A pet peeve of mine is how people can do all the CS necessary to get nice data structures for their in-RAM data, but seem to forget everything they know and use very bad structures when they spill to flash or disk storage.

2 comments

Oops, of course. I meant we didn't have to set up/have access to persistent storage like a database.

That sounds basically exactly like our course so far. I'm only in the first year though, so I guess it's a bit early to comment on course coverage. But yep, all RAM data structures so far.

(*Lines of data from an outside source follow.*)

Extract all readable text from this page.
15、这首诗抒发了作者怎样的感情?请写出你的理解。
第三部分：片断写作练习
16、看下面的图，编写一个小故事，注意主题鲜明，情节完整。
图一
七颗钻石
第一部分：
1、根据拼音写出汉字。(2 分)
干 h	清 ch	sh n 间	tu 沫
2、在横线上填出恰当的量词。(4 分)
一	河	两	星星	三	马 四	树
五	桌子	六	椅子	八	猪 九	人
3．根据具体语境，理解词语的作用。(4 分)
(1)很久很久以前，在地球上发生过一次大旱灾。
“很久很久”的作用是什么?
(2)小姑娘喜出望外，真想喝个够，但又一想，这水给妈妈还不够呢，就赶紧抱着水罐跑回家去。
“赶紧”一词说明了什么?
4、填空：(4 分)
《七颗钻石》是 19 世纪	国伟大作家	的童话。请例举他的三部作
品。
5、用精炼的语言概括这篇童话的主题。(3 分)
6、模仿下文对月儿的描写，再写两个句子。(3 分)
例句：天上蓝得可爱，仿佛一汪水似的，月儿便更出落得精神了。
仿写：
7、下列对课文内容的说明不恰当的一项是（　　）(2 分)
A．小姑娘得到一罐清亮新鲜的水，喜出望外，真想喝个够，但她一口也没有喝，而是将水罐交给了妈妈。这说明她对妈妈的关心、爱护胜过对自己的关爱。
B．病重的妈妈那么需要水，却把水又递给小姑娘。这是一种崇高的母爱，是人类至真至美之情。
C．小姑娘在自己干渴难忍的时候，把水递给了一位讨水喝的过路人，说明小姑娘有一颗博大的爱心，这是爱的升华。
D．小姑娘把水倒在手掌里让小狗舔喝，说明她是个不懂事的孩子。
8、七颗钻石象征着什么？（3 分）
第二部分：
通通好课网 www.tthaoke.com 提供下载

Can you recommend or link to introductory material on data structures optimized for flash and disk?
You could start by looking at databases.

One useful data structure is the B+ tree http://en.wikipedia.org/wiki/B%2B_tree

Also log-structured merge trees:

http://en.wikipedia.org/wiki/Log-structured_merge-tree

There're a bunch of fascinating performance tradeoffs between B+ trees and LSM trees, which come out when you're choosing between something like MySQL InnoDB or PostGres (B+ tree) vs. LevelDB or Apache Cassandra (LSM trees). LSM trees tend to be faster for inserts and for write-heavy applications, and they offer very fast reads and writes for frequently-accessed data. They also depend upon the bandwidth of the disk rather than the seek time, and bandwidth has of late been increasing significantly faster than seek times. OTOH, they offer very variable latency, as an insert might trigger a major compaction, while B+ trees have a bounded latency limit. A lot of the distributed systems work at Google (a big user of LSM trees via BigTable) comes from the need to work around the poor 99th percentile latencies of LSM trees.

You might want to look for Cache Oblivious Data Structures (and algorithms).